Lan Feng*, Mohammadhossein Bahari*, Kaouther Messaoud Ben Amor, Éloi Zablocki, Matthieu Cord, and Alexandre Alahi

 

In this work, we: 

  • introduce UniTraj, a comprehensive open-source framework for vehicle trajectory prediction, integrating various datasets, models, and evaluations,
  • investigate prediction models’ generalization across different datasets and cities and provide insight into the characteristics of datasets on which models acquire better generalization capacities,
  • explore the data scaling impact on model performance employing the largest collection of datasets currently available, and establish a new state-of-the-art model on the nuScenes dataset,
  • provide an in-depth comparative analysis of the datasets, shedding light on our experimental findings.

UniTraj framework

The framework unifies various datasets, forming the largest vehicle trajectory prediction dataset available. It also includes multiple state-of-the-art prediction models and various evaluation strategies, making it suitable for trajectory prediction experimentation. The framework enables the study of diverse research questions, including the generalization of trajectory prediction models across different domains and the impact of data size on prediction performance.

 

Data scaling results

Our model is top ranked in nuScenes leaderboard (01.04.2024)

Abstract: 

Vehicle trajectory prediction has increasingly relied on datadriven solutions, but their ability to scale to different data domains and the impact of larger dataset sizes on their generalization remain underexplored.

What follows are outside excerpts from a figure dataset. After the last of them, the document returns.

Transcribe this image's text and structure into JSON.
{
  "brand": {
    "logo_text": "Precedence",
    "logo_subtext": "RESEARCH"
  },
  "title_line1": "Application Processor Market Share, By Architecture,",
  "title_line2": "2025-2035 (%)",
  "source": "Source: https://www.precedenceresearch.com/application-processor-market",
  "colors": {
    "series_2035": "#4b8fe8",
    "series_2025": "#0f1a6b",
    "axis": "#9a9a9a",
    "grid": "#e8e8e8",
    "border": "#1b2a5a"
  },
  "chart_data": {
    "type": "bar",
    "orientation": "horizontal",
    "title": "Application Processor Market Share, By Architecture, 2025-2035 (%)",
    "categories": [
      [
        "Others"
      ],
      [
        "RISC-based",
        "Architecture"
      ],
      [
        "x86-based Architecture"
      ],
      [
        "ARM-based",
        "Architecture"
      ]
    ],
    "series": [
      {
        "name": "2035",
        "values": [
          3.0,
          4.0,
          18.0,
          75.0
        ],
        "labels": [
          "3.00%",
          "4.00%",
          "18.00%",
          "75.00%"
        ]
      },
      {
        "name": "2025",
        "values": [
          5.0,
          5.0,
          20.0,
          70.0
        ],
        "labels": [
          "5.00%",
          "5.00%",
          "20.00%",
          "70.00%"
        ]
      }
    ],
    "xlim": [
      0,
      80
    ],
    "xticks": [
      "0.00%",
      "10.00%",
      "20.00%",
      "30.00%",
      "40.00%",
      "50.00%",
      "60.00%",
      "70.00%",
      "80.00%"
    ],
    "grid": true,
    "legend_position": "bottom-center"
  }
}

While these questions can be studied by employing multiple datasets, it is challenging due to several discrepancies, e.g., in data formats, map resolution, and semantic annotation types. To address these challenges, we introduce UniTraj, a comprehensive framework that unifies various datasets, models, and evaluation criteria, presenting new opportunities for the vehicle trajectory prediction field. In particular, using UniTraj, we conduct extensive experiments and find that model performance significantly drops when transferred to other datasets. However, enlarging data size and diversity can substantially improve performance, leading to a new state-of-the-art result for the nuScenes dataset. We provide insights into dataset characteristics to explain these findings.